Surgiu então o segundo “tic-tac”, aquele que colocava em xeque a diplomação de Lula. Eis que o dia 12 de dezembro chegou, e Lula recebeu o diploma de eleito, na sede do TSE em Brasília. Sem desanimar, os bolsonaristas criaram a terceira versão do “tic-tac”, desta vez para a posse no dia 1º de janeiro. “Não subirá a rampa!” – bradavam os patriotas. E assim Lula subiu a rampa acompanhado de vários representantes de nossa sociedade, e mais um “tic-tac” foi para o brejo.

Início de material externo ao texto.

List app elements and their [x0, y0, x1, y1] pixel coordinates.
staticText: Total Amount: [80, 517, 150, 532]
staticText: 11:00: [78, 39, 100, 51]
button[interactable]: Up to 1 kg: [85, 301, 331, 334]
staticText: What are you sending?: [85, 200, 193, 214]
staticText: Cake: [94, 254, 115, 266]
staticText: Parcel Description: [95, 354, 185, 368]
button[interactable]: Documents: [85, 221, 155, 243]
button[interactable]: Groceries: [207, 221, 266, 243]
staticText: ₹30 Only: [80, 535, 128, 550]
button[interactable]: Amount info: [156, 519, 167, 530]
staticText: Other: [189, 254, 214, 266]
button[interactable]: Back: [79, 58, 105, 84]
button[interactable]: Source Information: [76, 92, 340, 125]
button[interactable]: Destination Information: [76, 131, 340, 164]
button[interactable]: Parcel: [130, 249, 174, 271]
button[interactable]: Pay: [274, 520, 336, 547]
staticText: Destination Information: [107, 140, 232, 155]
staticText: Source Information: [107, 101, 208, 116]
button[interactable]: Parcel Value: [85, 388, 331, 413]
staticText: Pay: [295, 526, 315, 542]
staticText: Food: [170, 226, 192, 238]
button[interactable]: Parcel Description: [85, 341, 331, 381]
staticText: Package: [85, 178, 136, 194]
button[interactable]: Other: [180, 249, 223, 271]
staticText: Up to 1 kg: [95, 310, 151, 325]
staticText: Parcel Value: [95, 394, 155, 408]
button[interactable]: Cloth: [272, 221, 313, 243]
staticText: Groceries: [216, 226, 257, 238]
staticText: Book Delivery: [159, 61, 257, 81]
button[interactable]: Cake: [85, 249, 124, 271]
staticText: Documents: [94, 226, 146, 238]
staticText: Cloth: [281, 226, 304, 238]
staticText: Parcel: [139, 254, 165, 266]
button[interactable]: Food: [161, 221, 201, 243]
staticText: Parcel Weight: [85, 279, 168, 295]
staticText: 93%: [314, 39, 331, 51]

Mas os “tic-tac’s” não sumiram, e os patriotas acampados frente aos quartéis tinham convicção que algo estava por acontecer, que mudaria a história das eleições, e recolocaria Bolsonaro no poder, com o apoio dos militares. Lula, Janja, Alexandre de Moraes, e todo o restante da esquerda, logicamente seriam presos. Nesse caso o “tic-tac” até funcionou, mas durou apenas uma tarde de domingo, quando um bando de desmiolados invadiu e depredou a praça dos três poderes em Brasília. Na manhã do dia seguinte, a realidade caiu como um meteoro, e mais de 1.500 golpistas foram levados de ônibus para serem fichados e presos.
Pois bem. Passados mais de sete meses desde o banho de realidade que os bolsonaristas radicais levaram, as investigações da Polícia Federal enfim revelaram o que realmente significavam tantos “tic-tac’s”: tratava-se do inconfundível som de um Rolex em ouro branco, cravejado de diamantes e mostrador de madrepérola, avaliado em mais de 350 mil reais.
Segundo as investigações, Bolsonaro liderou um esquema de venda de bens públicos pertencentes ao acervo da presidência, que pode ter lhe rendido alguns milhões de reais. Desse esquema, participaram servidores públicos, militares, assessores diretos, o advogado Wassef e até a primeira dama tinha conhecimento dos negócios irregulares. Tudo descoberto à partir da quebra do sigilo telemático do ajudante de ordens da presidência e fiel escudeiro de Bolsonaro, o tenente-coronel Mauro Cid.
Os fatos caíram como uma bomba para Bolsonaro, que despencou mais de 20 pontos no Índice de Popularidade de Digital (IPD) medido pela Quaest na semana passada (veja aqui: https://www.brasil247.com/poder/popularidade-de-bolsonaro-nas-redes-despenca-apos-escandalo-do-desvio-de-joias-aponta-quaest). Ele perde simpatizantes principalmente entre homens na faixa de 40-60 anos, evangélicos, moradores da região Norte e Sul.
Na direção contrária, o mesmo instituto Quaest divulgou pesquisa em 16 de agosto que mostra o crescimento da avaliação positiva do governo Lula (veja aqui: https://www.cnnbrasil.com.br/politica/pesquisa-quaest-42-avaliam-positivamente-o-governo-lula-gestao-e-negativa-para-24/). Analistas de pesquisas não tem dúvida em afirmar que essa avaliação do governo Lula melhorou mais pela divulgação das denúncias contra Bolsonaro do que pela evolução na gestão da presidência.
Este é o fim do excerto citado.